On the last session with my local butcher, Cleavers of Old York Road, Wandsworth, I jointed a chicken and broke down a leg of lamb. This time we’ve stepped up into a whole lamb.
When it’s hung up in the freezer, you always think “that looks quite small”. And considering the amount of wool and skin that’s been removed, it is. But it’s still a hefty bit of meat that’s too heavy for me to carry.
We started by taking off the top section that’s the shoulder of lamb by cutting along the 5th rib from the neck. The knife runs surprisingly easy down the side once you break through the fatty edge at the top on the first cut. Then you have to saw through the spine leaving the top section with the shoulder and the bottom section with the rack, belly and leg of lamb. Before you can remove the shoulder of lamb from the ribs, you also need to saw off the scrag, that is, the neck stump.
This video is a pretty good overview of the shoulder prepping and rolling process.
Once you have your top section of the lamb, place the cut on the board with the spine at the bottom. Using the tip of a boning knife, you need to cut as close to the rib as possible, scraping the meat away from the rib. Gravity will help to pull the meat away from the rib too. Towards the base of the rib, the bone curves round so you will need to follow the line, otherwise you will end up cutting into the neck fillet like I did. Doing this on both sides of the ribcage will give you two shoulders of lamb.
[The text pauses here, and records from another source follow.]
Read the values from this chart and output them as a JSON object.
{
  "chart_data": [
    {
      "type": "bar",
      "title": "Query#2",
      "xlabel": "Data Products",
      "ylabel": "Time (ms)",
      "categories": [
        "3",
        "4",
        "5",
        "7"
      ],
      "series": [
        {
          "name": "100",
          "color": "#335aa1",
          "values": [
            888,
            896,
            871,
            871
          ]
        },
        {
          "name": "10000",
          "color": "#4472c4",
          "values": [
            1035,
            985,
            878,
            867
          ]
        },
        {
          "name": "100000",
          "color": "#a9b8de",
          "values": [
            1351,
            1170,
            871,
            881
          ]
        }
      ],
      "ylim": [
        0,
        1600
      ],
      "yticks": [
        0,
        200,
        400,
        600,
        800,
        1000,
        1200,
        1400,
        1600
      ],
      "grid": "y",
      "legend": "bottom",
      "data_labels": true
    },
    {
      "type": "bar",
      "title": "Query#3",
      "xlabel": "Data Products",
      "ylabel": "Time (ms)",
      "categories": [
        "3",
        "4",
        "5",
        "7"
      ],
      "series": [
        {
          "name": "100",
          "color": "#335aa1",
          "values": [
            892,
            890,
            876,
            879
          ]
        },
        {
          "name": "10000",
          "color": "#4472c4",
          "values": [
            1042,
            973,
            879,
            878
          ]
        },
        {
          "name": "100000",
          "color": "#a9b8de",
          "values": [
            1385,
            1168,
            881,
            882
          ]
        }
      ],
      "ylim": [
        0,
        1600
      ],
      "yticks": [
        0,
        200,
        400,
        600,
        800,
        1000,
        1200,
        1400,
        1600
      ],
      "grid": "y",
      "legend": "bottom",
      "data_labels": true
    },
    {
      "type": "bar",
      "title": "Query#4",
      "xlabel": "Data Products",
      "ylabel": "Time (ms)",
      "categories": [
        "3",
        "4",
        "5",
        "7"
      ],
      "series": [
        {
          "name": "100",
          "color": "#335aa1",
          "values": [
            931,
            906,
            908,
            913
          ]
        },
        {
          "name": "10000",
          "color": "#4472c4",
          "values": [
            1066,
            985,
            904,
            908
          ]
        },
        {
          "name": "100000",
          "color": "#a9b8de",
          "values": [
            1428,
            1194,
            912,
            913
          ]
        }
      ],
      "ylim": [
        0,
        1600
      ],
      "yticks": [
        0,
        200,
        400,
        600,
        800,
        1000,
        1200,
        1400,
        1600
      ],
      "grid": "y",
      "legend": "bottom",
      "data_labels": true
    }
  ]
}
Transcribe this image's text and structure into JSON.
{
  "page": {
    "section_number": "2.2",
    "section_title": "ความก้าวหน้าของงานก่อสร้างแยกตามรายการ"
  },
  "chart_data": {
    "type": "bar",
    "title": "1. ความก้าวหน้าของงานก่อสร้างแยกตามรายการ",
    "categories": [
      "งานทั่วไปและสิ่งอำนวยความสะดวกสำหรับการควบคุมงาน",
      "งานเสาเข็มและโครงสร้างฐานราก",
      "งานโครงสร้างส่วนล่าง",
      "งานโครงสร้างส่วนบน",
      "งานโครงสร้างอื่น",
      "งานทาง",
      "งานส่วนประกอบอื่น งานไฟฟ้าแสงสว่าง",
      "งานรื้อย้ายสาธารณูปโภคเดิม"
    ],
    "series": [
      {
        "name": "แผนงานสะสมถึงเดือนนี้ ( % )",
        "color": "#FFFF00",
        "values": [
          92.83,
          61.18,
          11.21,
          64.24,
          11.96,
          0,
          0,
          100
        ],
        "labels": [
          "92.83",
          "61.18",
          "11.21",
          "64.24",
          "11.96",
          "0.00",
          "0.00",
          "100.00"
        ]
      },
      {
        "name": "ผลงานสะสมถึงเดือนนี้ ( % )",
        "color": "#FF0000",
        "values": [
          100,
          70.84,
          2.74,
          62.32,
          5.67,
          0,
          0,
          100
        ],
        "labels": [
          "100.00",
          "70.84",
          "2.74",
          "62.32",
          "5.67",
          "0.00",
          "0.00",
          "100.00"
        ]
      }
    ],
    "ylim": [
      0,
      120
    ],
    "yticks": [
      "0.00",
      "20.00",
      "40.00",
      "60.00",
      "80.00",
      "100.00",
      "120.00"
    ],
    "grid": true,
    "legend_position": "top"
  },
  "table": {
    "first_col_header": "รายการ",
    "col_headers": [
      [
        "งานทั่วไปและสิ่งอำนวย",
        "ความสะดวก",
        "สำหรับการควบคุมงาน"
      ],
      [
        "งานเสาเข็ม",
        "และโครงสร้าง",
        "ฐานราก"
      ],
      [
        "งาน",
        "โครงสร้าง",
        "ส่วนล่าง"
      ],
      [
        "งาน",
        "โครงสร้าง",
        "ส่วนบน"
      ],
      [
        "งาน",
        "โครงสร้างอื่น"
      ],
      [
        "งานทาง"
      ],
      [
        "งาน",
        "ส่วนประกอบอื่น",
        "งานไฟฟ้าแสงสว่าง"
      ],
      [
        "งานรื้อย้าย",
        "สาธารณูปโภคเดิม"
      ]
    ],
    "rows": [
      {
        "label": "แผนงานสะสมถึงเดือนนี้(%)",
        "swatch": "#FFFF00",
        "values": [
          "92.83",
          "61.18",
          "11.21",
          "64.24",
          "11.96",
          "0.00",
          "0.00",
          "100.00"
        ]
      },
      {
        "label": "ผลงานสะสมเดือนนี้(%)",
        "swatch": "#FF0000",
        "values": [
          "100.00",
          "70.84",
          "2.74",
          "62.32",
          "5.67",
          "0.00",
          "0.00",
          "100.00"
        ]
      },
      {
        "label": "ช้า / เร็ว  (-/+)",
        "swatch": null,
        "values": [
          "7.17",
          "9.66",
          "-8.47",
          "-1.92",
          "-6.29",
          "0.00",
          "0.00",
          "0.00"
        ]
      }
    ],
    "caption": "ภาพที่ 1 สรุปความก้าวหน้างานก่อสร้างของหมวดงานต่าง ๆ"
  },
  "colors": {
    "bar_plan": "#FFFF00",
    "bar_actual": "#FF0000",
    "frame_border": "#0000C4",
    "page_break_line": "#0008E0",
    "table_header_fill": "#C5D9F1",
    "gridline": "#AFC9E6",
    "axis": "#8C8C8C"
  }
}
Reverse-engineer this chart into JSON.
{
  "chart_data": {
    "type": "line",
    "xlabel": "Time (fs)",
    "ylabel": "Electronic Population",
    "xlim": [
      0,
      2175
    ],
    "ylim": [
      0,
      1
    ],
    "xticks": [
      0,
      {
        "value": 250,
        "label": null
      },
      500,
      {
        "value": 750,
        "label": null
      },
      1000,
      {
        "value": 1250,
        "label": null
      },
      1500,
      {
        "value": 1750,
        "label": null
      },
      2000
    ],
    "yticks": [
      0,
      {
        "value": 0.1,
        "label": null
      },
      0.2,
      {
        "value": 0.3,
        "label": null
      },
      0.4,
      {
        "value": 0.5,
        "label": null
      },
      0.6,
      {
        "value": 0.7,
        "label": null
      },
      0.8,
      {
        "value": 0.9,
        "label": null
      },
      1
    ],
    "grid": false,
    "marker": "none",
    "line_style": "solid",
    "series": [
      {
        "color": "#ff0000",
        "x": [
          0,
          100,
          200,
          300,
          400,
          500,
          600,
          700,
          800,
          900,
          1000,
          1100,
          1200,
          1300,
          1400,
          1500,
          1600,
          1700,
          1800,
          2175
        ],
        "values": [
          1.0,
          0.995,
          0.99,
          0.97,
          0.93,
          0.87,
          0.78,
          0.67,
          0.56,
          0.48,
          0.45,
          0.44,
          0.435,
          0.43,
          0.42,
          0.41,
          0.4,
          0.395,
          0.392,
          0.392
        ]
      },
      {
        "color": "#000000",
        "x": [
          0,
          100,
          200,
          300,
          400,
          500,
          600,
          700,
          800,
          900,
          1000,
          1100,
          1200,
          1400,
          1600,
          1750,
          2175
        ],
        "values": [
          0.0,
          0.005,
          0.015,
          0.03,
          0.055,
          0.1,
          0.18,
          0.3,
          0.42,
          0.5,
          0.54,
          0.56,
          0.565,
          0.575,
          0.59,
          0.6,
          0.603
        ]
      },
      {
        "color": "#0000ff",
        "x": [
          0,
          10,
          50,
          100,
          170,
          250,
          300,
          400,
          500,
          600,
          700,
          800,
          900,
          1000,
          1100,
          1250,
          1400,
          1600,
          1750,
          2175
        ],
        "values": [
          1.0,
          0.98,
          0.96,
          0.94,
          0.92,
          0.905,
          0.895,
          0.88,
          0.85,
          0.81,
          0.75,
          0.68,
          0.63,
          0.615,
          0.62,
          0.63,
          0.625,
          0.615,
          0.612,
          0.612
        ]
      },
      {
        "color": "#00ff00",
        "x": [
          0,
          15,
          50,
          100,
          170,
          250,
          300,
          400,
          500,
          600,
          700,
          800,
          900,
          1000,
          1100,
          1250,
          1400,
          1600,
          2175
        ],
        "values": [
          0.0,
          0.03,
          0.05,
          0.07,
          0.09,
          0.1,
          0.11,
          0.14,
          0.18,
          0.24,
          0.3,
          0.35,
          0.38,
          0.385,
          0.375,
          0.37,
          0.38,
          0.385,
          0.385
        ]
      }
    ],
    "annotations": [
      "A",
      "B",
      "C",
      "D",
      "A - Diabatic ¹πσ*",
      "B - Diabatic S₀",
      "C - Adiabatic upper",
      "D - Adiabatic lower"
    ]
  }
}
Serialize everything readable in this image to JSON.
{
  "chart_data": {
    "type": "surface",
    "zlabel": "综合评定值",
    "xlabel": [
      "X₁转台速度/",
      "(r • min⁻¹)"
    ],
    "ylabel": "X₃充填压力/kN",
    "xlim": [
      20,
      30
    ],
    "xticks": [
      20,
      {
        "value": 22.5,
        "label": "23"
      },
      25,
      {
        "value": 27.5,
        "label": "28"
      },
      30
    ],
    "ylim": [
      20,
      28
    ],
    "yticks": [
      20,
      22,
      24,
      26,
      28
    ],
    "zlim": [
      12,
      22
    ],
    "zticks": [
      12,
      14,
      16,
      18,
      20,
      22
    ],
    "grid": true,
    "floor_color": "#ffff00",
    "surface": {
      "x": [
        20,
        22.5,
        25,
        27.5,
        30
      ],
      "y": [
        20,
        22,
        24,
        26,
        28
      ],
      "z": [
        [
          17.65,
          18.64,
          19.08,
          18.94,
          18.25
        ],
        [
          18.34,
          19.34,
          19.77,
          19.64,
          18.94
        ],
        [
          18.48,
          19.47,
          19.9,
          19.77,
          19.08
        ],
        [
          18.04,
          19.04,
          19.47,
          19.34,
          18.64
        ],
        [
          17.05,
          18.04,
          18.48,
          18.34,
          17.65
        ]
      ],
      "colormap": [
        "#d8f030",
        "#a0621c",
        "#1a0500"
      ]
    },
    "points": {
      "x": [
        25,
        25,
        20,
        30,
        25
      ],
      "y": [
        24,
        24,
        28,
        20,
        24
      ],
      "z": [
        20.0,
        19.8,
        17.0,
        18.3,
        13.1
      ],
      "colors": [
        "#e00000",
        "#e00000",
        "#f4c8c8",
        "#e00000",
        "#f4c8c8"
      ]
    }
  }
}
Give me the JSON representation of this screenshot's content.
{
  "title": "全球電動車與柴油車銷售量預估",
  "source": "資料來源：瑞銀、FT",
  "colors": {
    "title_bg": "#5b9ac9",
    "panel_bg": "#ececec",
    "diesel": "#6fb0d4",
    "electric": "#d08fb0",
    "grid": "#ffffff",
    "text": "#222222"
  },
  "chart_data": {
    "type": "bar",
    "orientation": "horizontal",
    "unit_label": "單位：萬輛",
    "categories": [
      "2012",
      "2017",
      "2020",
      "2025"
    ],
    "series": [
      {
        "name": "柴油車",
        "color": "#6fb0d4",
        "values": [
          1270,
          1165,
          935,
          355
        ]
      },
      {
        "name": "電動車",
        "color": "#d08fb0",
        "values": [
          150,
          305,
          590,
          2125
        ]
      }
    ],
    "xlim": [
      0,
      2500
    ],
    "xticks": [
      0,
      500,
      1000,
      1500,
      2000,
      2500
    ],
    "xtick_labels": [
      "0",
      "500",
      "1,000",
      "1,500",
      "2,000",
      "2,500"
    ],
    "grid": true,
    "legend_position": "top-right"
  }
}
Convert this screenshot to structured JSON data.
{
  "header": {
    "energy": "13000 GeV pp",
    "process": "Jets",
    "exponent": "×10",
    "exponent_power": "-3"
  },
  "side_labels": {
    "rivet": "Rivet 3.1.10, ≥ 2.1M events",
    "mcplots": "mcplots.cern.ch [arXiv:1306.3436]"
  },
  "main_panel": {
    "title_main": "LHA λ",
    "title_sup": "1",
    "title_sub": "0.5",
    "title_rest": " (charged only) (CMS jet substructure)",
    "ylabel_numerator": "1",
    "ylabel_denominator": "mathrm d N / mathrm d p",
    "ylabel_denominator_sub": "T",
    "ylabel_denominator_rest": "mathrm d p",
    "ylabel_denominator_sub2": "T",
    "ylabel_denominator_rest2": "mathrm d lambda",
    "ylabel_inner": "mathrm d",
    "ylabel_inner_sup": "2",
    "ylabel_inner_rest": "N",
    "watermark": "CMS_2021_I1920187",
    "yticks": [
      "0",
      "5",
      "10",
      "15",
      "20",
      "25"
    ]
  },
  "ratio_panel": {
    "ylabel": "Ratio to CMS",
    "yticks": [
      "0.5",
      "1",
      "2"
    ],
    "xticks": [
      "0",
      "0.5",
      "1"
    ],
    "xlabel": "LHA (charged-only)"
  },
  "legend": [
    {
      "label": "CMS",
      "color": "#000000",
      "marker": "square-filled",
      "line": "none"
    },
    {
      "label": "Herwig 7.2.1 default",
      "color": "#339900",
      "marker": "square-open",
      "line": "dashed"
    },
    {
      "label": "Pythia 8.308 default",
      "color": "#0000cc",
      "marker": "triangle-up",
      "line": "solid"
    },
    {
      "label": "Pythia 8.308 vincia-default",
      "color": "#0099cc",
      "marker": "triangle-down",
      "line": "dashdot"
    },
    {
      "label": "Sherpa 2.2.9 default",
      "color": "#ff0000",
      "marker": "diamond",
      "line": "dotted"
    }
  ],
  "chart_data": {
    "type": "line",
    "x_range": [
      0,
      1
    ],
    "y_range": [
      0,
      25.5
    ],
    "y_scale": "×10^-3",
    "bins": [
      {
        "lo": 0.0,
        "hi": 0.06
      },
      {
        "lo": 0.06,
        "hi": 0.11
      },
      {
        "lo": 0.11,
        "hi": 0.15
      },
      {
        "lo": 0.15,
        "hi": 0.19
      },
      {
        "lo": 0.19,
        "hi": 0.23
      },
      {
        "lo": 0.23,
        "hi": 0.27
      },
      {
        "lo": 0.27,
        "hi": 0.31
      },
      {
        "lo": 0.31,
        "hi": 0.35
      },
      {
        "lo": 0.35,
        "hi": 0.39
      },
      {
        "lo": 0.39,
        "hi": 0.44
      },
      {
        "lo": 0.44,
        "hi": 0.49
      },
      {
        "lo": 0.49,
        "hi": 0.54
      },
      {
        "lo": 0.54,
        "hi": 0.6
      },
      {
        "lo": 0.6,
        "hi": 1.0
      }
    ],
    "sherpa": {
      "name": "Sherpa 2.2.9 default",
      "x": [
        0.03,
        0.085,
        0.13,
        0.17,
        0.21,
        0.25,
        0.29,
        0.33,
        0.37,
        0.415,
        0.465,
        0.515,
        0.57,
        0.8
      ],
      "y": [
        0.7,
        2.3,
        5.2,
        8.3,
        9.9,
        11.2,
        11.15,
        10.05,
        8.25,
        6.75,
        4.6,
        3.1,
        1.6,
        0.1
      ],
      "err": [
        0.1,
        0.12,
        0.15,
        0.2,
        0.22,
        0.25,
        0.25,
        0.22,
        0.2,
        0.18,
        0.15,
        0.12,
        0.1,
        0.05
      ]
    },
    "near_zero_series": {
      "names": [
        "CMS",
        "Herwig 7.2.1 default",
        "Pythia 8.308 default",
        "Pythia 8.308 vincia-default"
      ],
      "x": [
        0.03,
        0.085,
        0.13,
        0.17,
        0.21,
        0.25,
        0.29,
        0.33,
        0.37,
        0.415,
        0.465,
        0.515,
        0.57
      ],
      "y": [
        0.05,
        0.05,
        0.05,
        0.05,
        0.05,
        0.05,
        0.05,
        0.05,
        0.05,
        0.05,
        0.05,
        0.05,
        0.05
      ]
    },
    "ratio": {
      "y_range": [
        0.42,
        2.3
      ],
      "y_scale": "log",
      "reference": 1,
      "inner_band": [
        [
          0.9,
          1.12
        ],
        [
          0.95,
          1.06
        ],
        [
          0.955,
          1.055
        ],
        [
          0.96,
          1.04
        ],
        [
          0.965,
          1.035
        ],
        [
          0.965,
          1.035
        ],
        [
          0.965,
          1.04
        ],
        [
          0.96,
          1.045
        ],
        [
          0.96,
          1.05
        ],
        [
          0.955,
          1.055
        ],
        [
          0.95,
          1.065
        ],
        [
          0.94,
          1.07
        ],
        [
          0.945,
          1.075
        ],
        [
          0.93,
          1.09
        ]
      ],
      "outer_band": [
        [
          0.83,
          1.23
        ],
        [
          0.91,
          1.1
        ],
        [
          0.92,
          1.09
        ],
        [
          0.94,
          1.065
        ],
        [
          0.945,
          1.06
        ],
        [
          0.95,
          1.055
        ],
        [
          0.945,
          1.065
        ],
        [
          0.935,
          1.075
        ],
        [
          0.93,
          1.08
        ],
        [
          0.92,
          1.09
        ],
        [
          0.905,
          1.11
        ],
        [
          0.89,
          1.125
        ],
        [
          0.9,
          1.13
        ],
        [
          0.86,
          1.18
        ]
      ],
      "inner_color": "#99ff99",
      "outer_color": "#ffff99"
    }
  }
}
To prepare the shoulder for rolling, the first thing you need to do is joint the shank. To do this just pull the leg down, opening what’s effectively the elbow joint, and cut through the meat, then prise open the joint.
Once you’ve removed the shank, there are two remaining bones that need to be removed. The leg bone is pretty easy to spot and it’s just a matter of tunneling in from both ends, scraping the meat off the bone, to remove it. The shoulder-blade is a lot harder as you need to carve it out from the shoulder. It should be somewhere in the middle of the shoulder, fairly close to the surface of the meat rather than the skin, and you will need to carve the meat away from all sides.
After you’ve removed all the bones, you will also need to trim the excess fat, tendons and glands. These are all pretty easy to spot being white rather than the pink flesh. There’s also a paddywack on one of the sides that you will need to remove. Finally all you need to do is roll the lamb shoulder by folding in the meat from both sides and tying butchers’ knots around the joint, starting from the middle and then moving your way in from both sides.
The next two sections are comparatively easier to do. First cut out the rack of lamb by basically cutting off the entire section with ribs. The next section is the belly of lamb, which joins on to the leg of lamb.
The rack of lamb is what creates the crowns and shanks that you see displayed. To separate them from the spine, you will need to saw through the ribs from the inside without cutting through the flesh. Then you will need to carve around the spine at the base to remove the shank.
To create that classic exposed bones look, put the rack of lamb on the board skin side up. Cut, using the bit where the flesh begins to plump up as a guide, lengthways along the rack and then scrape the meat off the bone. You need to remove the flesh on the side that has less meat of course, in other words, where it was further from the spine. Then it’s on to the time-consuming job of removing all the flesh from the exposed bone, including the areas between the bones.
The belly of lamb doesn’t require much work except to remove it from the spine by carving around the bone. And of course the leg of lamb is the same as before. And that makes up a whole lamb.